Close to the end of class, I was about to raise my hand for the bathroom pass when Benji read my mind and asked me to stay. So, for cute little Benji I did.

As Benji and I were getting ready to walk out, Shell and her clique walked up to us just outside the door.

“Nice outfit, Ted, where’d you get it, digging in the trash can again?”

“No, Shelby (she hated it when people called her Shelby instead of Shell), if you must know, I got a couple of the pieces at the thrift store. You should know; didn’t you do the same? It’s good to see we both can shop on a budget and look good.”

“Ohhhh!” the kids said.

“Wow, Ted, you have a budget now?”

“Ohhhh!” again.

“Oh, little Shelby, I’m not in the mood right now, but I must say you’ll have to thank your Father for keeping my pockets fat.”

“Ohhhh!” again, louder.

Her face went red, and the kids started to howl and a teacher said, “OK, break it up.” I could see her sputtering. Everyone laughed as Shell walked away mumbling to her friends.

Benji walked me to my locker saying, “You shouldn’t even think about that Shell Rhoades. She so peaked in the 9th grade.”

It felt good that Benji was trying to get me to feel better about the battle that I knew was not over. It was sweet for a str8 guy to be like that.

On to gym class … ugh! Not today with the jumping and running. Why can’t guys use the excuse, “I’m sorry, coach, but I can’t take gym today. It’s my time of the month, and it’s a doozy! But nooo, as men we don’t really have that kind of unquestionable thing that makes others understand that we feel bad. WHY?

So I dressed, did the stretches, and ran the laps, but even Mr. Chuy could tell my heart wasn’t in it.

He gave me the option to just sit the class out if I wanted. Wow! He never does that. I must be looking bad. As I was jogging to the bench that held the “Red Dot Girls” and the asthmatics, I tripped on a sprinkler and banged my knee and my head hard on the ground. I saw stars, and they were kind of pretty. After what felt like a while, but was probably less than a minute, strong arms picked me up and carried me like nothing off the field. It was Mr. Chuy! I wanted to stay there forever. He carried me to the bench, and one of the RDG’s put a Band-Aid on my knee and elbow–I think it was Tangy, short for Tangerine Cream. She says it’s from some old song. Ugh, there is blood everywhere! I knew today was not my day. I had been asking myself all day, should I stay or should I go? I think I should have stayed with Darn-it today.

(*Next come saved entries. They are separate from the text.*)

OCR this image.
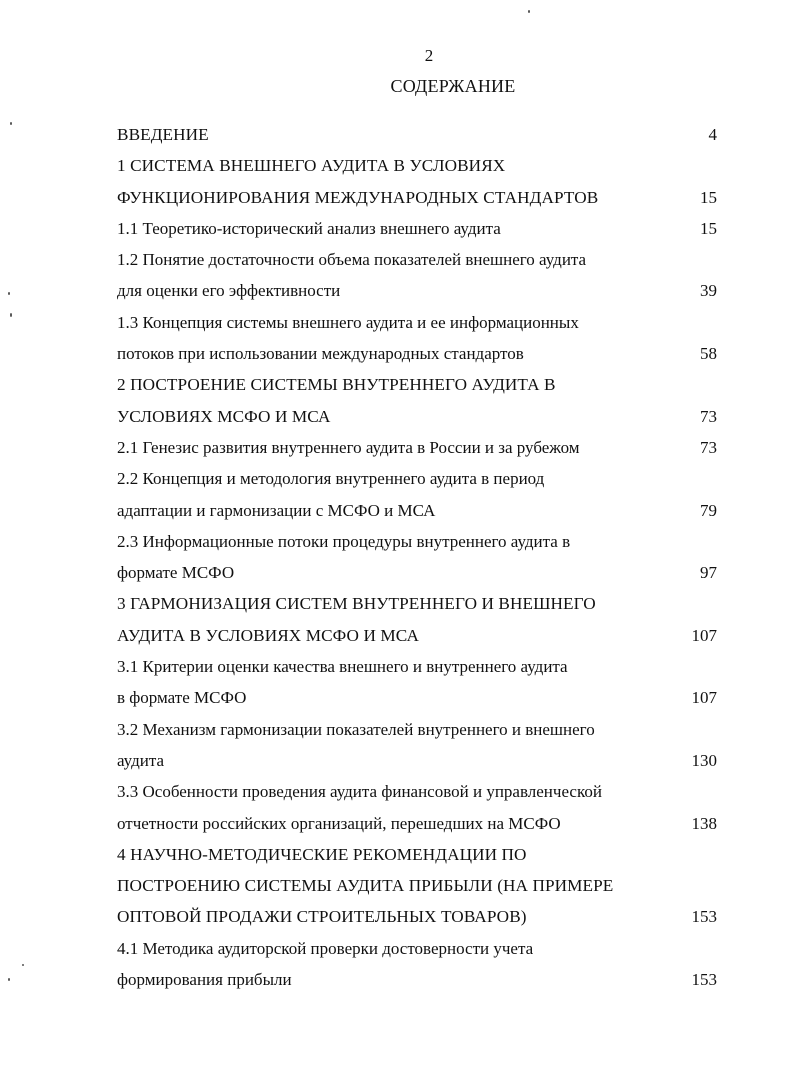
2
СОДЕРЖАНИЕ
ВВЕДЕНИЕ	4
1 СИСТЕМА ВНЕШНЕГО АУДИТА В УСЛОВИЯХ
ФУНКЦИОНИРОВАНИЯ МЕЖДУНАРОДНЫХ СТАНДАРТОВ	15
1.1 Теоретико-исторический анализ внешнего аудита	15
1.2 Понятие достаточности объема показателей внешнего аудита
для оценки его эффективности	39
1.3 Концепция системы внешнего аудита и ее информационных
потоков при использовании международных стандартов	58
2 ПОСТРОЕНИЕ СИСТЕМЫ ВНУТРЕННЕГО АУДИТА В
УСЛОВИЯХ МСФО И МСА	73
2.1 Генезис развития внутреннего аудита в России и за рубежом	73
2.2 Концепция и методология внутреннего аудита в период
адаптации и гармонизации с МСФО и МСА	79
2.3 Информационные потоки процедуры внутреннего аудита в
формате МСФО	97
3 ГАРМОНИЗАЦИЯ СИСТЕМ ВНУТРЕННЕГО И ВНЕШНЕГО
АУДИТА В УСЛОВИЯХ МСФО И МСА	107
3.1 Критерии оценки качества внешнего и внутреннего аудита
в формате МСФО	107
3.2 Механизм гармонизации показателей внутреннего и внешнего
аудита	130
3.3 Особенности проведения аудита финансовой и управленческой
отчетности российских организаций, перешедших на МСФО	138
4 НАУЧНО-МЕТОДИЧЕСКИЕ РЕКОМЕНДАЦИИ ПО
ПОСТРОЕНИЮ СИСТЕМЫ АУДИТА ПРИБЫЛИ (НА ПРИМЕРЕ
ОПТОВОЙ ПРОДАЖИ СТРОИТЕЛЬНЫХ ТОВАРОВ)	153
4.1 Методика аудиторской проверки достоверности учета
формирования прибыли	153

I sit for a while to clear my head, and then off to the locker room to clean up and do some damage repair. In my line of work, a guy can’t have too many scrapes and scabs; it drives the price down.

So in the locker room I think, hmm, what’s next? It’s still pretty warm; what do I have in my bag left to work the high school runways with? I dig out a couple of blue long-sleeve t-shirts and a thin pair of tie-dye thermals I’ll use for tights in dance class. The thinnest t-shirt I’ll use for a top and the other for a bottom tucking the sleeves back inside the arm holes and the neck-hole around my waist. It will look great with the white socks and shoes from the earlier outfit. It just needed some kind of flash to pull it all together. I know this is the second outfit that is pretty girlie. I think I do it sometimes to make the other kids crazy.

It’s also soo different from what I wear anytime I’m away from Hollywood. Its boy-clothes all the time without fail. Often my life depends on it. So while I’m here and safe enough, I’ll wear whatever strikes my fancy. Two weeks ago it was Army surplus every day. As I get dressed, I start to feel a little better, and I find a leather belt that De-De gave me that says “starchild” in brass lettering. Cool, this will help, but I will still need something for the neckline.

Maybe something will show up during lunch or my last two classes. I think I look good enough for Cliff-a-tina and the Gay Mafia, and Ms. Shell Rhoades can cool it now that we are not evil twins.

When I think of lunch time it brings a smile and a frown. I know I will see my friends, I don’t know if I want to see Rocky. I am soo like sure I don’t want to see Shell with her stank attitude. It may not be my time of the month, but I’m not in the mood.